Should the World Health Organization get its Authority from the Security Council to Deal with Swine Flu?

Kenneth Anderson thinks not:

Among the interviews I participated in as one of the experts on the Gingrich-Mitchell UN reform commission back in 2005 was one with a senior WHO official.  I asked him – this was not long after SARS in Hong Kong – whether he thought it would be helpful if the WHO were able to have a mandate from the Security Council treating pandemics or epidemics that might be a serious concern (like SARS or swine flu) as something susceptible to Security Council orders that mandated implementation of recommendations of WHO.  Shouldn’t WHO be able to appeal to the Security Council or the political bodies of the UN in order to be able to have the greatest legitimacy to order forcible measures to prevent the spread of a serious epidemic disease? 

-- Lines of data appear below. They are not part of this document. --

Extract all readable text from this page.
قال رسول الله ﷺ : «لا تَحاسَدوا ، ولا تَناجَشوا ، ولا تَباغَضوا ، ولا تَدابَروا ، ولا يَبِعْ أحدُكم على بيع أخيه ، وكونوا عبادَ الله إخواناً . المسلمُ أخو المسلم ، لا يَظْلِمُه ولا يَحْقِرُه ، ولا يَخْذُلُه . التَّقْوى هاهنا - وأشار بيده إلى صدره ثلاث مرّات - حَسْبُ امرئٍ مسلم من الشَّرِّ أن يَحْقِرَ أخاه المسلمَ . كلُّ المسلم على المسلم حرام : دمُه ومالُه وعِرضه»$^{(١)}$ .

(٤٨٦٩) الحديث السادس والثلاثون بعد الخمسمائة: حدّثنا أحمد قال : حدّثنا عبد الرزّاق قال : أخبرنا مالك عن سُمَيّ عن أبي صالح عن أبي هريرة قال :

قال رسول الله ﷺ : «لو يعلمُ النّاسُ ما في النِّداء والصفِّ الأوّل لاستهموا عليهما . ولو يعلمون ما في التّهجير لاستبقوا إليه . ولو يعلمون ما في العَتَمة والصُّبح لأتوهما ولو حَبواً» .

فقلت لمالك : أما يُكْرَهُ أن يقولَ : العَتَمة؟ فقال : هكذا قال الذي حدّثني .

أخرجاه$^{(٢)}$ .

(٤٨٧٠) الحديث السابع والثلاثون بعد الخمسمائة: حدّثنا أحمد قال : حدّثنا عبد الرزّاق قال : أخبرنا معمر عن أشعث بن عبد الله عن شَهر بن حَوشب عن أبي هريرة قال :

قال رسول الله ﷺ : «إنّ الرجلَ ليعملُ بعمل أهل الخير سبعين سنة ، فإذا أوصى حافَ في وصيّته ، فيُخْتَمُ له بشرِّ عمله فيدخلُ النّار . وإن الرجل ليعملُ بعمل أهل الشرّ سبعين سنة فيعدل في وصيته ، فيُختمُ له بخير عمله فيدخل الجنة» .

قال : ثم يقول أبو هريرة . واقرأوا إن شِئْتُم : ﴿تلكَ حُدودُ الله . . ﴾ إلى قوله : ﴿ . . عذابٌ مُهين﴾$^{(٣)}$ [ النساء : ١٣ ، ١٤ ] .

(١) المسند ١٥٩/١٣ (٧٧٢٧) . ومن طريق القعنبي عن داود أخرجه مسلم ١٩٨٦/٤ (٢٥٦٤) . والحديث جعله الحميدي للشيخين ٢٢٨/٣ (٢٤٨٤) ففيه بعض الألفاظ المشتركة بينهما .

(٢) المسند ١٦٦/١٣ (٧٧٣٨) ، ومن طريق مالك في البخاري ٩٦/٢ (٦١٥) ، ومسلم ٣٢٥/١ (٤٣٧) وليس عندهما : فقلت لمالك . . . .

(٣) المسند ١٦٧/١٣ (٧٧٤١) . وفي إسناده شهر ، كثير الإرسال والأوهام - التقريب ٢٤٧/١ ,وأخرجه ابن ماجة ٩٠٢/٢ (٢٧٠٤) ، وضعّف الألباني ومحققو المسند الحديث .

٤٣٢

His look was one of utter consternation and horror, and he asked me please not to propose such an idea under any circumstances.  (And I’m not proposing that here, because I think he’s right.)  

In his view, the success that WHO had with SARS, in getting Hong Kong and China generally to go along with what were, from a political standpoint, draconian and costly measures, was entirely a function of the whole crisis not being politicized.  (Update: I mean here once past the refusal of authorities in China even to recognize what was happening – which, certainly, can be understood as far more important than what happened next.)  Of course, in one sense it was political – shutting down HK internally and cutting it off via the airports to the rest of the world – but these measures were proposed and undertaken by reasonably non-political technocrats on an issue that involved, on the one hand, purely medical issues but which also required very difficult and, because of all the contingencies, never fully provable, estimations of cost and benefit from various public health measures.  How long HK and China would have sustained such measures is unknown.  But whatever that period of time was, in this functionary’s view, the legitimacy needed to sustain these policies – costly in direct and indirect terms – was of a kind dependent on it being seen as apolitical in some important sense.  Not all senses, obviously – economic costs weighed against public health unknowns being political always – but not in the sense of the Security Council trying to make it into a matter of international peace and security.